Effects of the combination of Epimedium brevicornum Maxim, Ligustrum lucidum Ait and Dexamethasone on asthmatic rats by endogenous glucocorticoid pathway.

Ethnopharmacological Relevance: The theory of traditional Chinese medicine (TCM) believes that kidney deficiency is the fundamental cause of chronic refractory asthma, accompanied by pathological changes such as airway remodeling and a reduction of endogenous glucocorticoid (GC) synthesis. The combination of Epimedium brevicornum Maxim (EB) and Ligustrum lucidum Ait (LL) is frequently used in TCM for kidney tonifying and the alleviation of asthma symptoms. This approach is based on Pei-Ben formula, a renowned treatment for asthma developed by the distinguished Shanghai Practitioner, Professor Huiguang Xu, over 30 years of clinical experience. Long-term use of exogenous GC in the treatment of asthma lead to the inhibition of endogenous GC synthesis and further hypothalamic-pituitary-adrenal (HPA) axis function.

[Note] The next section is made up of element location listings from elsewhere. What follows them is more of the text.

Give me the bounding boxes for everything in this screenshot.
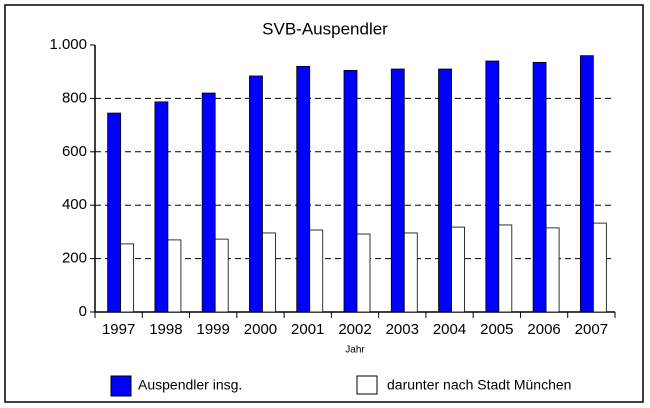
bar [592,222,607,313]
legend-label: Auspendler insg. [138,377,242,393]
legend-swatch [356,375,378,395]
bar [579,55,594,313]
bar [201,92,216,313]
y-tick-label: 400 [62,196,87,213]
x-tick-label: 2003 [386,321,419,338]
x-tick-label: 2001 [291,321,324,338]
bar [403,232,418,313]
bar [262,232,276,313]
x-tick-label: 1997 [102,321,135,338]
bar [309,229,324,313]
bar [249,75,263,313]
y-tick-label: 200 [62,250,87,267]
chart-frame [4,4,644,403]
bar [498,224,513,313]
bar [438,68,452,313]
bar [356,233,371,313]
bar [532,61,547,313]
bar [107,112,122,313]
x-axis-label: Jahr [345,345,365,356]
bar [451,226,465,313]
y-tick-label: 600 [62,143,87,160]
x-tick-label: 2004 [433,321,466,338]
chart-title: SVB-Auspendler [262,19,388,38]
bar [214,238,229,313]
bar [167,239,182,313]
bar [154,101,169,313]
bar [390,68,405,313]
legend-swatch [110,375,132,397]
bar [545,227,560,313]
x-tick-label: 2006 [527,321,560,338]
bar [485,60,500,313]
x-tick-label: 1999 [196,321,229,338]
x-tick-label: 1998 [149,321,182,338]
bar [120,243,135,313]
x-tick-label: 2005 [480,321,513,338]
y-tick-label: 1.000 [49,36,87,53]
bar [343,69,358,313]
x-tick-label: 2000 [244,321,277,338]
bar [296,65,311,313]
y-tick-label: 0 [79,303,87,320]
x-tick-label: 2007 [575,321,608,338]
legend-label: darunter nach Stadt München [387,377,571,393]
x-tick-label: 2002 [338,321,371,338]
y-tick-label: 800 [62,89,87,106]
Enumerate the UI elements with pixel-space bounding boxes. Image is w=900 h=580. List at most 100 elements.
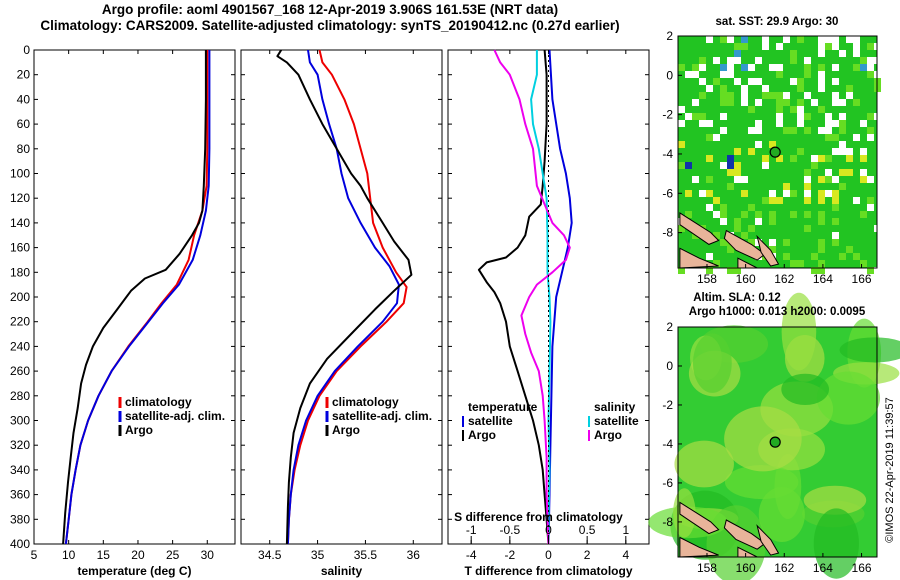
sla-blob <box>781 292 817 371</box>
temperature-legend-label: Argo <box>125 423 153 437</box>
sst-cell <box>762 43 769 50</box>
sst-cell <box>741 43 748 50</box>
s-axis-tick-label: 1 <box>622 523 629 537</box>
sst-cell <box>678 120 685 127</box>
sst-cell <box>727 57 734 64</box>
diff-legend-right-label: satellite <box>594 414 639 428</box>
sst-cell <box>734 148 741 155</box>
sst-cell <box>685 162 692 169</box>
sst-cell <box>769 141 776 148</box>
sla-map-xtick-label: 160 <box>736 561 756 575</box>
sst-cell <box>748 78 755 85</box>
sst-cell <box>741 211 748 218</box>
salinity-frame <box>240 49 443 545</box>
difference-series-s-argo <box>493 49 571 545</box>
sst-cell <box>734 267 741 274</box>
sla-map-land <box>679 536 719 558</box>
sst-cell <box>699 78 706 85</box>
salinity-legend-label: satellite-adj. clim. <box>332 409 432 423</box>
temperature-xtick-label: 20 <box>131 548 145 562</box>
sst-cell <box>692 71 699 78</box>
sst-cell <box>860 260 867 267</box>
sst-cell <box>734 50 741 57</box>
sst-cell <box>818 106 825 113</box>
sst-cell <box>727 64 734 71</box>
sst-cell <box>839 183 846 190</box>
sst-cell <box>769 218 776 225</box>
temperature-xtick-label: 15 <box>97 548 111 562</box>
sla-blob <box>803 485 867 515</box>
difference-xtick-label: 2 <box>584 548 591 562</box>
sst-cell <box>804 197 811 204</box>
sst-cell <box>832 218 839 225</box>
sst-map-ytick-label: -4 <box>662 147 673 161</box>
sst-cell <box>776 106 783 113</box>
sst-cell <box>811 155 818 162</box>
sst-cell <box>706 204 713 211</box>
sst-cell <box>832 134 839 141</box>
sst-cell <box>853 253 860 260</box>
sst-cell <box>713 197 720 204</box>
sst-cell <box>804 92 811 99</box>
sla-map-ytick-label: -6 <box>662 476 673 490</box>
sst-cell <box>790 78 797 85</box>
sst-cell <box>797 106 804 113</box>
sst-cell <box>755 78 762 85</box>
y-tick-label: 120 <box>10 191 30 205</box>
sst-cell <box>783 253 790 260</box>
temperature-legend-label: satellite-adj. clim. <box>125 409 225 423</box>
salinity-legend-label: climatology <box>332 395 399 409</box>
sst-cell <box>678 162 685 169</box>
sst-cell <box>727 246 734 253</box>
temperature-series-argo <box>62 50 207 545</box>
y-tick-label: 260 <box>10 364 30 378</box>
sst-cell <box>839 120 846 127</box>
salinity-xtick-label: 35 <box>311 548 325 562</box>
sst-cell <box>699 120 706 127</box>
sla-map-ytick-label: -2 <box>662 398 673 412</box>
sst-cell <box>713 78 720 85</box>
sst-cell <box>692 99 699 106</box>
sst-cell <box>818 260 825 267</box>
sla-blob <box>813 508 859 579</box>
sst-cell <box>832 120 839 127</box>
sla-map-land <box>679 501 720 535</box>
sst-cell <box>839 50 846 57</box>
y-tick-label: 100 <box>10 167 30 181</box>
sst-cell <box>720 99 727 106</box>
sst-cell <box>825 155 832 162</box>
sst-cell <box>804 64 811 71</box>
sst-cell <box>720 204 727 211</box>
title-line-1: Argo profile: aoml 4901567_168 12-Apr-20… <box>101 2 559 17</box>
sst-cell <box>825 176 832 183</box>
sst-cell <box>825 134 832 141</box>
sst-cell <box>720 211 727 218</box>
sst-cell <box>748 127 755 134</box>
salinity-series-satellite-adj-clim- <box>286 49 400 545</box>
sst-cell <box>678 267 685 274</box>
sst-cell <box>776 64 783 71</box>
sst-cell <box>762 162 769 169</box>
sst-cell <box>853 99 860 106</box>
sst-cell <box>839 99 846 106</box>
sst-cell <box>832 197 839 204</box>
sst-cell <box>818 246 825 253</box>
sst-cell <box>860 155 867 162</box>
sst-cell <box>846 148 853 155</box>
y-tick-label: 180 <box>10 265 30 279</box>
sst-cell <box>748 239 755 246</box>
temperature-legend-label: climatology <box>125 395 192 409</box>
y-tick-label: 320 <box>10 438 30 452</box>
sst-cell <box>748 64 755 71</box>
sst-map-title: sat. SST: 29.9 Argo: 30 <box>716 16 839 28</box>
salinity-xtick-label: 34.5 <box>258 548 282 562</box>
sla-blob <box>674 440 734 488</box>
y-tick-label: 80 <box>17 142 31 156</box>
sst-cell <box>741 85 748 92</box>
sst-cell <box>790 50 797 57</box>
sst-cell <box>867 197 874 204</box>
sst-cell <box>818 190 825 197</box>
sst-cell <box>699 190 706 197</box>
sst-cell <box>797 99 804 106</box>
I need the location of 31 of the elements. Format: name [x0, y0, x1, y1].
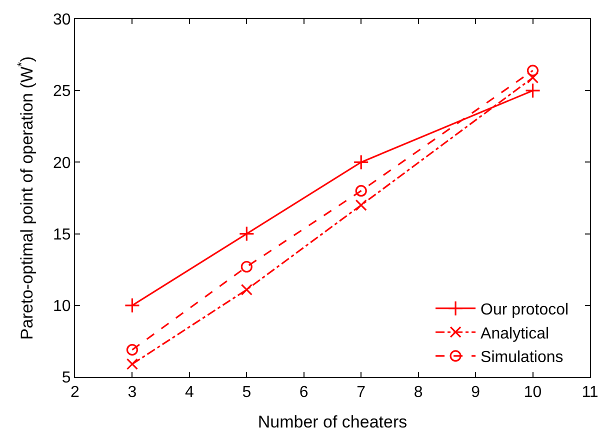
- point: [124, 298, 140, 314]
- point: [355, 199, 367, 211]
- legend-label: Simulations: [480, 349, 564, 366]
- x-axis-title: Number of cheaters: [258, 412, 408, 432]
- point: [526, 64, 539, 76]
- point: [240, 260, 252, 273]
- y-tick-label: 10: [53, 298, 71, 315]
- legend-label: Our protocol: [480, 302, 569, 319]
- x-tick-label: 10: [524, 384, 542, 402]
- point: [238, 226, 254, 242]
- y-tick-label: 15: [53, 226, 71, 244]
- y-tick-label: 5: [62, 370, 71, 387]
- point: [524, 82, 541, 98]
- x-tick-label: 5: [242, 384, 252, 402]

Our previous experiments confirmed that the combination of Epimedium brevicornum Maxim and Ligustrum lucidum Ait (EL) with dexamethasone (Dex) enhances kidney Yin and Yang, boosts endogenous GC levels, and improves airway remodeling and HPA axis function in asthmatic rats. However, the underlying mechanism remains unclear.

Aims: This study aimed to investigate the regulatory effect of EL with Dex on endogenous GC pathway in asthmatic rats.

Methods: We employed an ovalbumin (OVA)-induced asthma rat model and an OVA-induced asthma rat model with Metyrapone (Met, an inhibitor of endogenous GC synthesis) intervention to evaluate the effects of Dex, EL and their combination (EL + Dex) on asthma treatment. The assessment included the lung histopathology, GC receptors (GR) countent and GC-GR binding in bronchoalveolar lavage fluid (BALF), corticotropin releasing hormone (CRH), adrenocorticotropic hormone (ACTH), corticosterone (CORT), cortisol (COR), interleukin 6 (IL-6), and immunoglobulin E (IgE) in serum, GC metabolites in urine, and hydroxysteroid dehydrogenase (HSD) 11B1, HSD11B2, cytochrome P450 family 11 subfamily B member 1 (CYP11B1) and steroidogenic factor 1 (SF1) in lung, liver, and adrenal gland.

Results: In the OVA-induced asthma model, we found that endogenous GC synthesis was suppressed in both the asthma group and the Dex group. The combination of EL and Dex could enhance HPA axis function, increase protein expression of key endogenous GC synthesis factors (HSD11B1, HSD11B2 in lung; CYP11B1, SF1 in adrenal; HSD11B2, CYP11B1 in liver), and improve the level of endogenous GC synthesis. In the OVA-induced asthma model with Met intervention, we observed a highly significant endogenous suppression in both the asthma + Met group and the Dex group. Additionally, the use of EL, either alone or in combination with Dex, demonstrated a significant effect in improving HPA axis function and enhancing the protein expression of key endogenous GC synthesis factors (HSD11B1, HSD11B2 in lung; HSD11B1, HSD11B2, CYP11B1, SF1 in adrenal; HSD11B1 in liver). In both asthma models, the combination of EL and Dex could relieve the pathological changes of airway inflammation and airway remodeling, and enhance GC-GR binding capacity.

Conclusions: This study reveals that the combined use of EL and Dex could improve airway inflammation and airway remodeling in asthma through enhancing HPA axis function, endogenous GC synthesis, and GC-GR binding, offering a promising therapeutic strategy for asthma management.